Bóg dał nam dar, dzięki któremu możemy nawiązać z Nim łączność! By nam to umożliwić, zostawił nam swojego Ducha, swoje Słowo, modlitwę, lokalny kościół itp. Jednak czy znasz hasło, by podłączyć się do tej sieci miłości i mocy? To Jezus, jedyne Imię dane człowiekowi, przez które możemy być zbawieni!
Biblia mówi: „Zbliżajmy się zatem odważnie i ufnie do tronu łaski, abyśmy dostąpili miłosierdzia i znaleźli łaskę zapewniającą pomoc w stosownej porze” (List do Hebrajczyków 4,16).
Gdy tylko się obudzisz, zbliż się do Niego. W ciągu dnia – przynajmniej raz na godzinę – poświęć minutkę, by pomyśleć o Bogu i przeczytać jakiś werset ze Słowa Bożego. W ten sposób będziesz z Nim w stałej łączności.
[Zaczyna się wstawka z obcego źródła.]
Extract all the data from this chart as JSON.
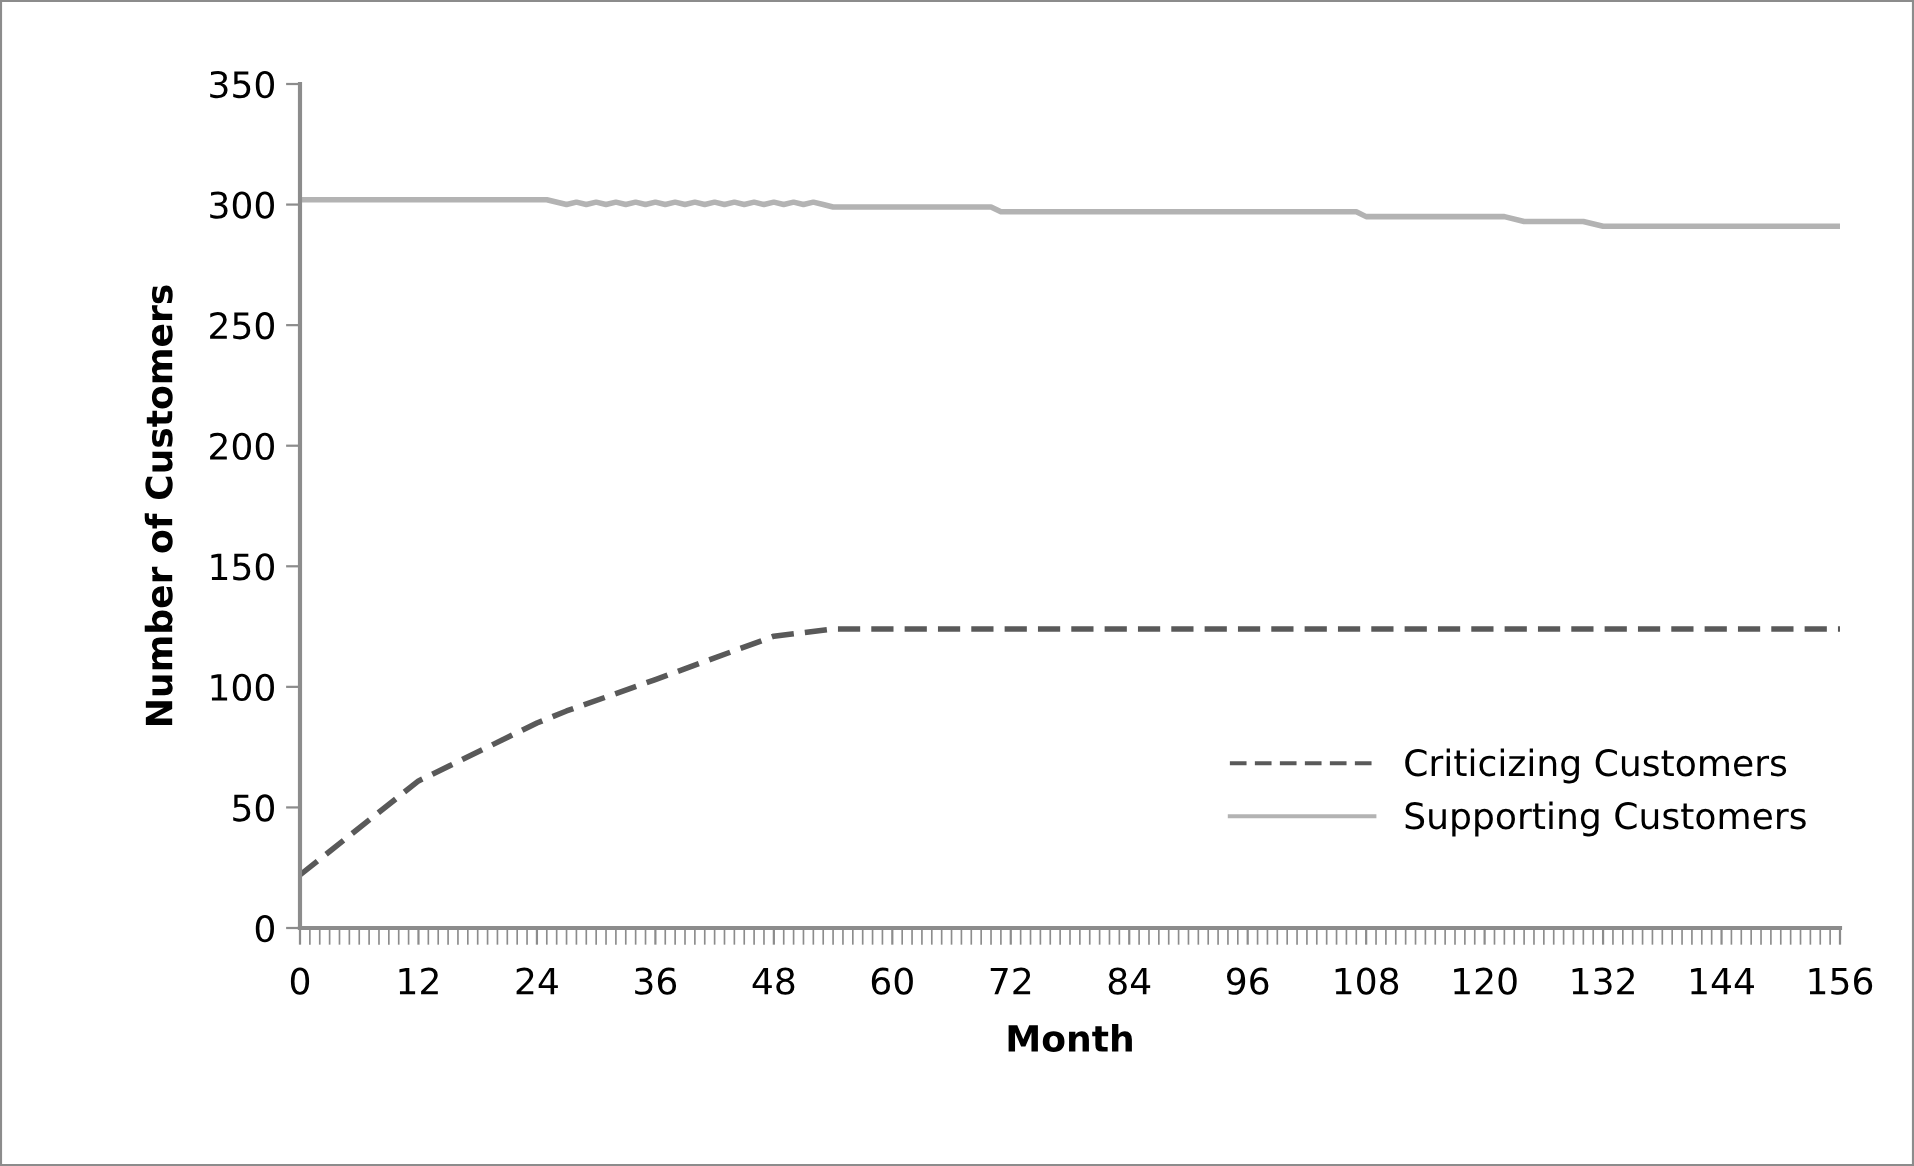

Błędem, jaki ludzie najczęściej popełniają, jest próba łączenia się, kiedy wszystko się wali. Nagle uświadamiają sobie, że nie mają łączności, nie znają kodu. Szukają więc desperacko, gorączkowo. Próbują różnych sposobów i narzekają, że Bóg nie odpowiada.
Tak naprawdę, chodzi o to, że choć Bóg chciałby odpowiedzieć, to oni nie mieli z Nim kontaktu w tamtym momencie.
Czy twoja łączność z Panem nie jest niczym zakłócona? Masz z Nim żywą, aktywną relację? Rozmawiasz z Bogiem? Słyszysz, jak do ciebie mówi? To bardzo ważne – o wiele ważniejsze niż dostęp do sieci przez WiFi.
 
Dziękuję, że żyjesz!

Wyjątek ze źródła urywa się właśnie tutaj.